The Girl Who Loved Wild Horses

When I discovered the illustrated book “The Girl Who Loved Wild Horses”  I bought it. Now that I’ve read it, I’m going to frame it and hang it on my wall because… “It reminds me how free and beautiful wild horses are.”

1-2013-Paul Goble-The Girl who loved wild horses -front cover

“The Girl Who Loved Wild Horses”received the 1979 Caldecott Medal for U.S. picture book illustration. The author, Paul Goble,  a native of England studied at the Central School of Art in London

[1] In 1977, he moved to the Black Hills in South Dakota and was adopted by Chief Edgar Red Cloud. Goble was greatly influenced by Plains Indian culture

[2]and his subsequent children’s books reflect this.”I feel that I have seen and learned many wonderful things from Indian people which most people would never have the opportunity to experience. I simply wanted to express and to share these things which I love so much.” Source: Wikipedia

(Written on the back cover of my book:)”There was a girl in the village who loved horses; she understood them in a special way.  What she wanted was to live among the wild horses where she could be truly happy and free. Will her people let her go?”

.And, here are some  great blogs that I like that feature horses:

1) Wild in the Pryors, A Blog about the Pryor Mountain Wild Horses 2) Sotardalen Nokota Horses, Nokota horses on the west coast of Sweden 3)Alli Farkas Artist Adventureswho’s been drawing and painting horses since she was five.
Written by Mary Gilmartin, June 18, 2013


Filed under Art, Authors, Books, Horses

10 responses to “The Girl Who Loved Wild Horses

  1. Ah, now you’re in my territory, speaking of books anyway. Hadn’t seen this one, probably because I was way too old for it when it was published! That’s an Appaloosa on the book cover. They were bred by the Nez Perce Indians in the Pacific Northwest. When the gold rush started and the government tried to move the Indians to Idaho, it was the start of a long conflict in which most of the horses died, were lost, stolen or simply disappeared. Fortunately some decades later a few dedicated horsemen located some of them and began breeding them in the same careful way the Nez Perce had done. Today they’re a fairly common breed easily recognizable by their signature spots–some as a blanket on the rump, others as an overall pattern on the entire body.
    Oh, and by the way, thanks so much for the link to my blog!!

    • Yes, I am in horse territory and thanks for the information about the Appaloosa on the cover of the book. And, since you love horses I especially wanted to mention the link to your blog.

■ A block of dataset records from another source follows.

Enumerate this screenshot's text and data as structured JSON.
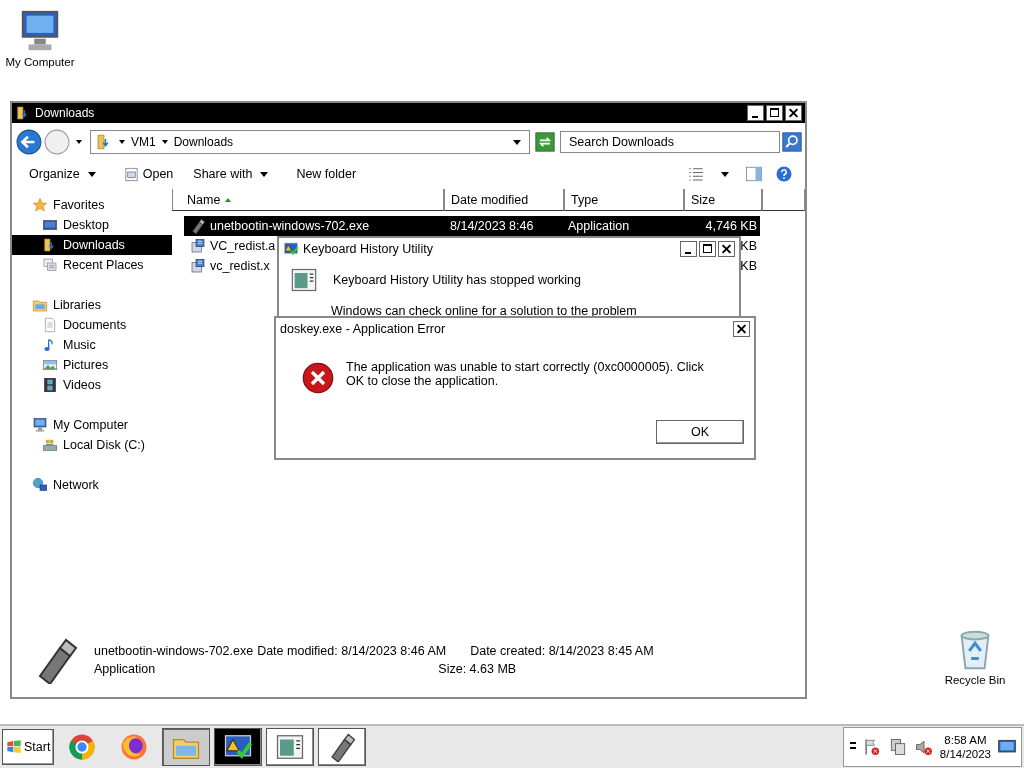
{
  "desktop_icons": [
    {
      "label": "My Computer",
      "kind": "computer"
    },
    {
      "label": "Recycle Bin",
      "kind": "recycle"
    }
  ],
  "explorer": {
    "title": "Downloads",
    "breadcrumb": [
      "VM1",
      "Downloads"
    ],
    "search": {
      "placeholder": "Search Downloads"
    },
    "toolbar": [
      {
        "label": "Organize",
        "kind": "menu"
      },
      {
        "label": "Open",
        "kind": "open"
      },
      {
        "label": "Share with",
        "kind": "menu"
      },
      {
        "label": "New folder",
        "kind": "plain"
      }
    ],
    "sidebar": [
      {
        "label": "Favorites",
        "kind": "star",
        "children": [
          {
            "label": "Desktop",
            "kind": "desktop",
            "selected": false
          },
          {
            "label": "Downloads",
            "kind": "downloads",
            "selected": true
          },
          {
            "label": "Recent Places",
            "kind": "recent",
            "selected": false
          }
        ]
      },
      {
        "label": "Libraries",
        "kind": "library",
        "children": [
          {
            "label": "Documents",
            "kind": "document",
            "selected": false
          },
          {
            "label": "Music",
            "kind": "music",
            "selected": false
          },
          {
            "label": "Pictures",
            "kind": "pictures",
            "selected": false
          },
          {
            "label": "Videos",
            "kind": "video",
            "selected": false
          }
        ]
      },
      {
        "label": "My Computer",
        "kind": "computer",
        "children": [
          {
            "label": "Local Disk (C:)",
            "kind": "disk",
            "selected": false
          }
        ]
      },
      {
        "label": "Network",
        "kind": "network"
      }
    ],
    "columns": [
      {
        "label": "Name",
        "sorted": true
      },
      {
        "label": "Date modified",
        "sorted": false
      },
      {
        "label": "Type",
        "sorted": false
      },
      {
        "label": "Size",
        "sorted": false
      }
    ],
    "files": [
      {
        "name": "unetbootin-windows-702.exe",
        "date": "8/14/2023 8:46",
        "type": "Application",
        "size": "4,746 KB",
        "kind": "usb",
        "selected": true
      },
      {
        "name": "VC_redist.a",
        "size": "KB",
        "kind": "installer",
        "selected": false
      },
      {
        "name": "vc_redist.x",
        "size": "KB",
        "kind": "installer",
        "selected": false
      }
    ],
    "details": {
      "name": "unetbootin-windows-702.exe",
      "type": "Application",
      "modified": "Date modified: 8/14/2023 8:46 AM",
      "created": "Date created: 8/14/2023 8:45 AM",
      "size": "Size: 4.63 MB"
    }
  },
  "stopped_dialog": {
    "title": "Keyboard History Utility",
    "message": "Keyboard History Utility has stopped working",
    "detail": "Windows can check online for a solution to the problem"
  },
  "error_dialog": {
    "title": "doskey.exe - Application Error",
    "message": "The application was unable to start correctly (0xc0000005). Click OK to close the application.",
    "button": "OK"
  },
  "taskbar": {
    "start": "Start",
    "apps": [
      {
        "kind": "chrome",
        "selected": false
      },
      {
        "kind": "firefox",
        "selected": false
      },
      {
        "kind": "folder",
        "selected": true
      },
      {
        "kind": "shield",
        "selected": false,
        "active": true
      },
      {
        "kind": "window",
        "selected": false
      },
      {
        "kind": "usb",
        "selected": false
      }
    ],
    "tray": [
      {
        "kind": "flag"
      },
      {
        "kind": "network"
      },
      {
        "kind": "speaker"
      }
    ],
    "time": "8:58 AM",
    "date": "8/14/2023"
  }
}
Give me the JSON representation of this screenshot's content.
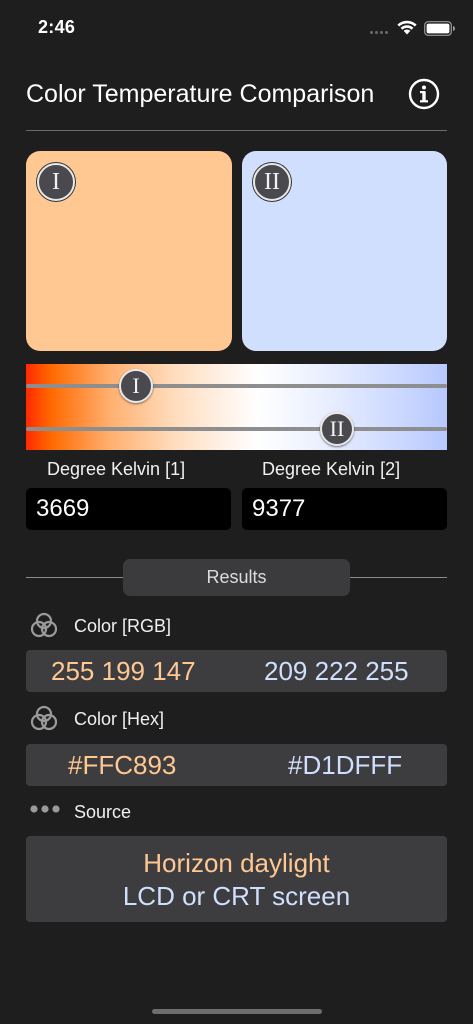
{
  "status": {
    "time": "2:46"
  },
  "nav": {
    "title": "Color Temperature Comparison",
    "info_icon": "info-circle-icon"
  },
  "swatches": [
    {
      "badge": "I",
      "color": "#FFC893"
    },
    {
      "badge": "II",
      "color": "#D1DFFF"
    }
  ],
  "sliders": [
    {
      "thumb_label": "I",
      "kelvin": 3669
    },
    {
      "thumb_label": "II",
      "kelvin": 9377
    }
  ],
  "inputs": {
    "label_1": "Degree Kelvin [1]",
    "label_2": "Degree Kelvin [2]",
    "value_1": "3669",
    "value_2": "9377"
  },
  "results": {
    "tab_label": "Results",
    "rgb": {
      "label": "Color [RGB]",
      "value_1": "255 199 147",
      "value_2": "209 222 255",
      "icon": "color-circles-icon"
    },
    "hex": {
      "label": "Color [Hex]",
      "value_1": "#FFC893",
      "value_2": "#D1DFFF",
      "icon": "color-circles-icon"
    },
    "source": {
      "label": "Source",
      "value_1": "Horizon daylight",
      "value_2": "LCD or CRT screen",
      "icon": "ellipsis-icon"
    }
  },
  "colors": {
    "background": "#1E1E1F",
    "warm": "#FFC893",
    "cool": "#D1DFFF",
    "box": "#3D3D3F"
  }
}
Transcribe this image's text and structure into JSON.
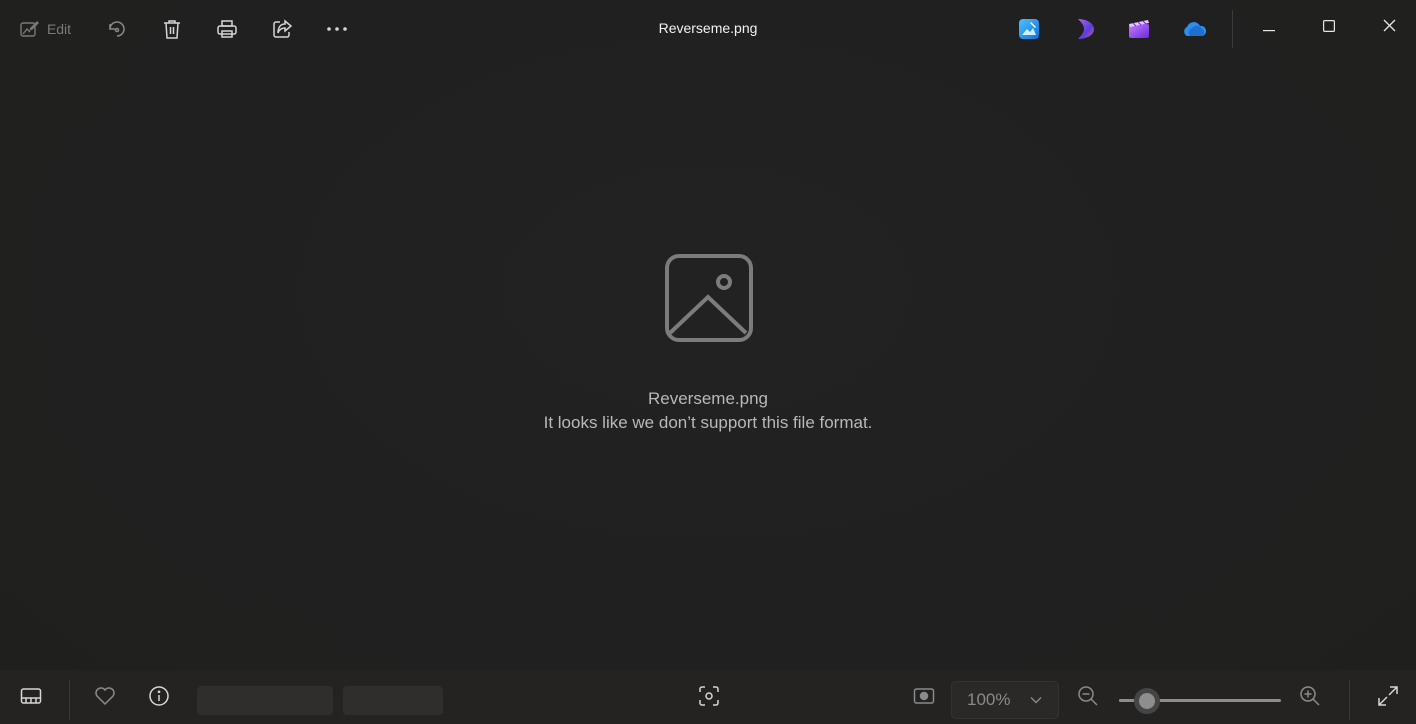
{
  "toolbar": {
    "edit_label": "Edit",
    "icons": [
      "edit-icon",
      "rotate-icon",
      "delete-icon",
      "print-icon",
      "share-icon",
      "more-icon"
    ]
  },
  "window": {
    "title": "Reverseme.png",
    "app_icons": [
      "photos-edit-app-icon",
      "designer-app-icon",
      "clipchamp-app-icon",
      "onedrive-icon"
    ],
    "controls": [
      "minimize-icon",
      "maximize-icon",
      "close-icon"
    ]
  },
  "content": {
    "file_name": "Reverseme.png",
    "message": "It looks like we don’t support this file format."
  },
  "bottombar": {
    "zoom_value": "100%",
    "zoom_fraction": 0.17,
    "icons": [
      "filmstrip-icon",
      "heart-icon",
      "info-icon",
      "focus-icon",
      "fit-screen-icon",
      "zoom-out-icon",
      "zoom-in-icon",
      "fullscreen-icon"
    ]
  },
  "colors": {
    "background": "#202020",
    "bottombar": "#242322",
    "text": "#b8b8b8"
  }
}
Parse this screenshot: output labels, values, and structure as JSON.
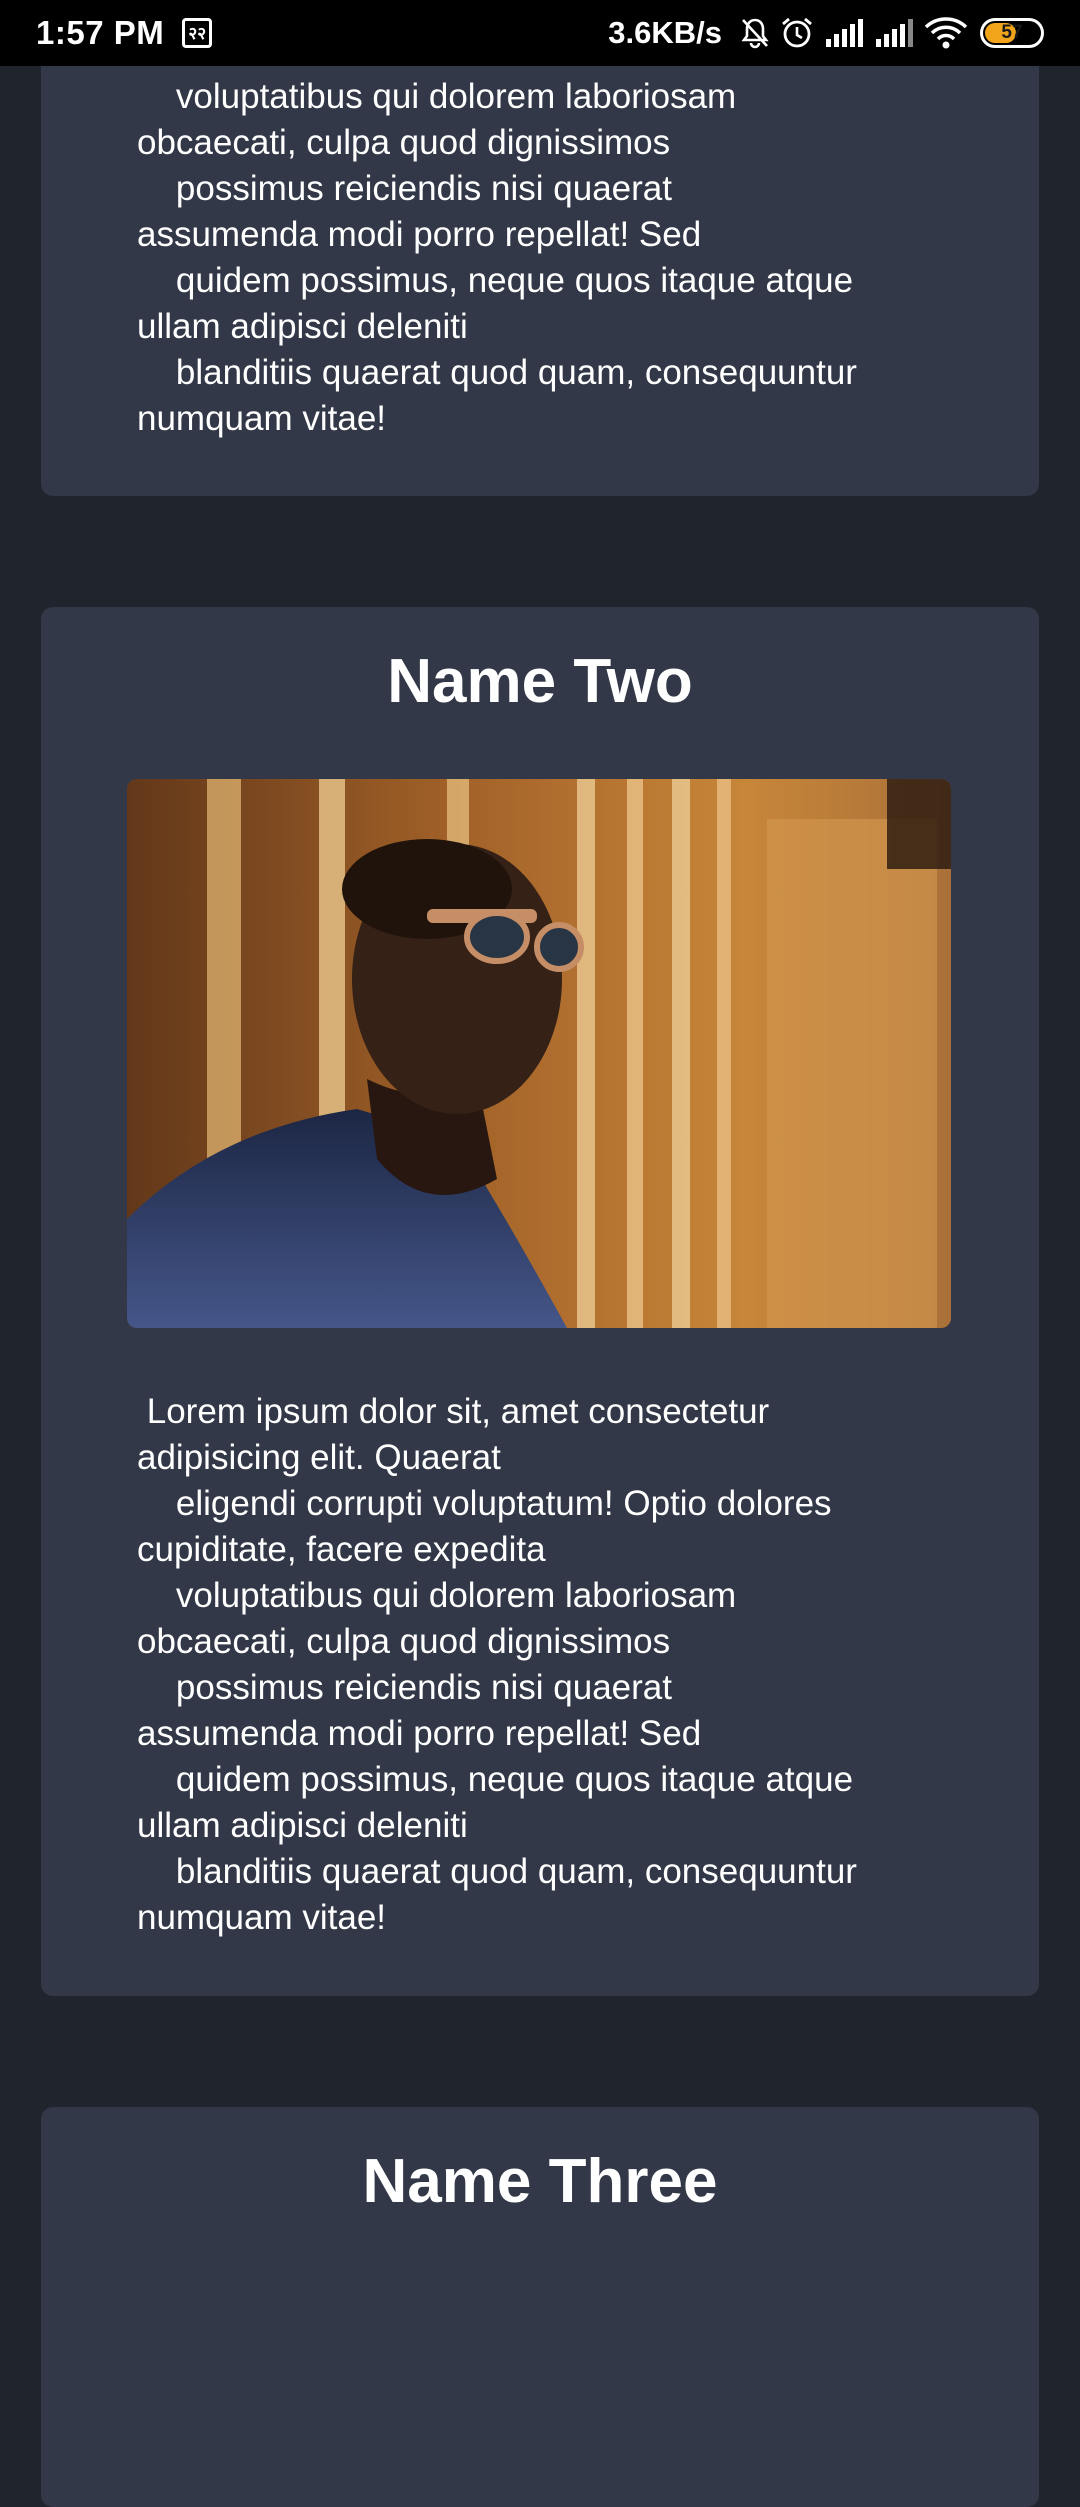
{
  "status_bar": {
    "time": "1:57 PM",
    "app_icon": "२२",
    "network_speed": "3.6KB/s",
    "battery_level": "57",
    "icons": [
      "mute-bell-icon",
      "alarm-icon",
      "signal-icon",
      "signal-icon",
      "wifi-icon",
      "battery-icon"
    ],
    "battery_color": "#f2a51a"
  },
  "card_one": {
    "description": "    voluptatibus qui dolorem laboriosam\nobcaecati, culpa quod dignissimos\n    possimus reiciendis nisi quaerat\nassumenda modi porro repellat! Sed\n    quidem possimus, neque quos itaque atque\nullam adipisci deleniti\n    blanditiis quaerat quod quam, consequuntur\nnumquam vitae!"
  },
  "card_two": {
    "name": "Name Two",
    "photo": "person-with-sunglasses-photo",
    "description": " Lorem ipsum dolor sit, amet consectetur\nadipisicing elit. Quaerat\n    eligendi corrupti voluptatum! Optio dolores\ncupiditate, facere expedita\n    voluptatibus qui dolorem laboriosam\nobcaecati, culpa quod dignissimos\n    possimus reiciendis nisi quaerat\nassumenda modi porro repellat! Sed\n    quidem possimus, neque quos itaque atque\nullam adipisci deleniti\n    blanditiis quaerat quod quam, consequuntur\nnumquam vitae!"
  },
  "card_three": {
    "name": "Name Three"
  },
  "colors": {
    "page_bg": "#20242d",
    "card_bg": "#323848",
    "text": "#ffffff"
  }
}
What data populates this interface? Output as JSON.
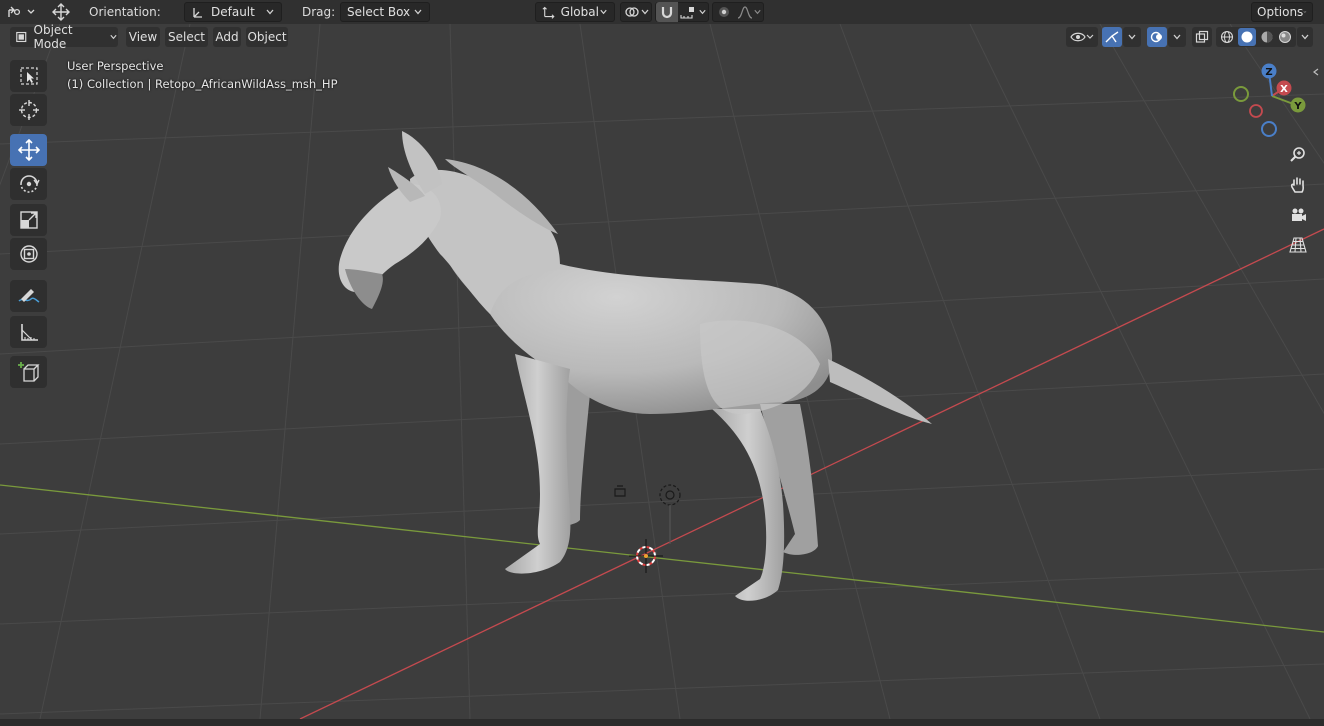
{
  "tool_settings": {
    "orientation_label": "Orientation:",
    "orientation_value": "Default",
    "drag_label": "Drag:",
    "drag_value": "Select Box",
    "transform_orientation": "Global",
    "options_label": "Options"
  },
  "header": {
    "mode": "Object Mode",
    "menus": [
      "View",
      "Select",
      "Add",
      "Object"
    ]
  },
  "overlay": {
    "view_name": "User Perspective",
    "collection_info": "(1) Collection | Retopo_AfricanWildAss_msh_HP"
  },
  "gizmo": {
    "axes": [
      "X",
      "Y",
      "Z"
    ]
  },
  "toolbar": {
    "tools": [
      "select-box",
      "cursor",
      "move",
      "rotate",
      "scale",
      "transform",
      "annotate",
      "measure",
      "add-cube"
    ],
    "active_tool": "move"
  },
  "nav_buttons": [
    "zoom",
    "pan",
    "camera",
    "ortho-toggle"
  ],
  "colors": {
    "active_blue": "#4772b3",
    "x_axis": "#c44a4f",
    "y_axis": "#7a9a3c",
    "z_axis": "#4a7fc8",
    "bar": "#303030",
    "viewport": "#3d3d3d"
  }
}
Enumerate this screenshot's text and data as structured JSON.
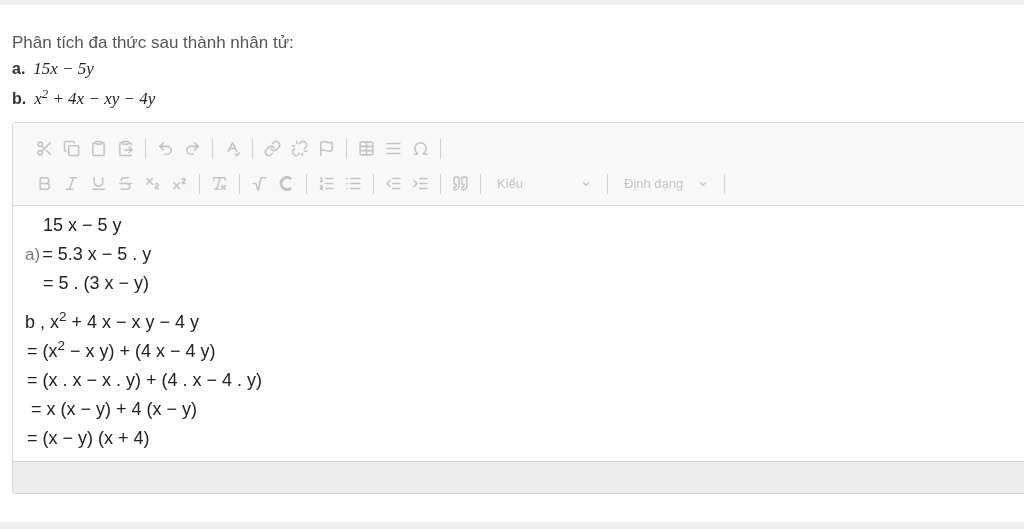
{
  "question": {
    "title": "Phân tích đa thức sau thành nhân tử:",
    "items": [
      {
        "label": "a.",
        "math": "15x − 5y"
      },
      {
        "label": "b.",
        "math": "x$^{2}$ + 4x − xy − 4y"
      }
    ]
  },
  "toolbar": {
    "disabled": true,
    "styles_label": "Kiểu",
    "format_label": "Định dạng"
  },
  "answer": {
    "blocks": [
      {
        "lines": [
          {
            "text": "15 x − 5 y"
          },
          {
            "prefix": "a)",
            "text": "= 5.3 x − 5 . y"
          },
          {
            "text": "= 5 . (3 x − y)"
          }
        ]
      },
      {
        "lines": [
          {
            "text": "b , x$^{2}$ + 4 x − x y − 4 y"
          },
          {
            "text": "= (x$^{2}$ − x y) + (4 x − 4 y)"
          },
          {
            "text": "= (x . x − x . y) + (4 . x − 4 . y)"
          },
          {
            "text": "= x (x − y) + 4 (x − y)"
          },
          {
            "text": "= (x − y) (x + 4)"
          }
        ]
      }
    ]
  }
}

  2. What a wonderful book. I will look for it. Love your blog, and
    I’ve nominated you for a Super Sweet Blogging Award here:
    Not everyone agrees that accepting the award is worth the effort, but whether or not you decide to accept, please accept my appreciation of your wonderful blog!

    • I’m glad you like reading my postings and thanks for the nomination; however, I don’t participate in any of the awards. My focus is more directed towards spending my extra time writing more stories.

      • I hear you. It’s hard to balance it all. I need to write more also, and may have to take a break from awards myself soon.

  3. How beautiful. Sorry that I missed this book growing up. Thanks for sharing!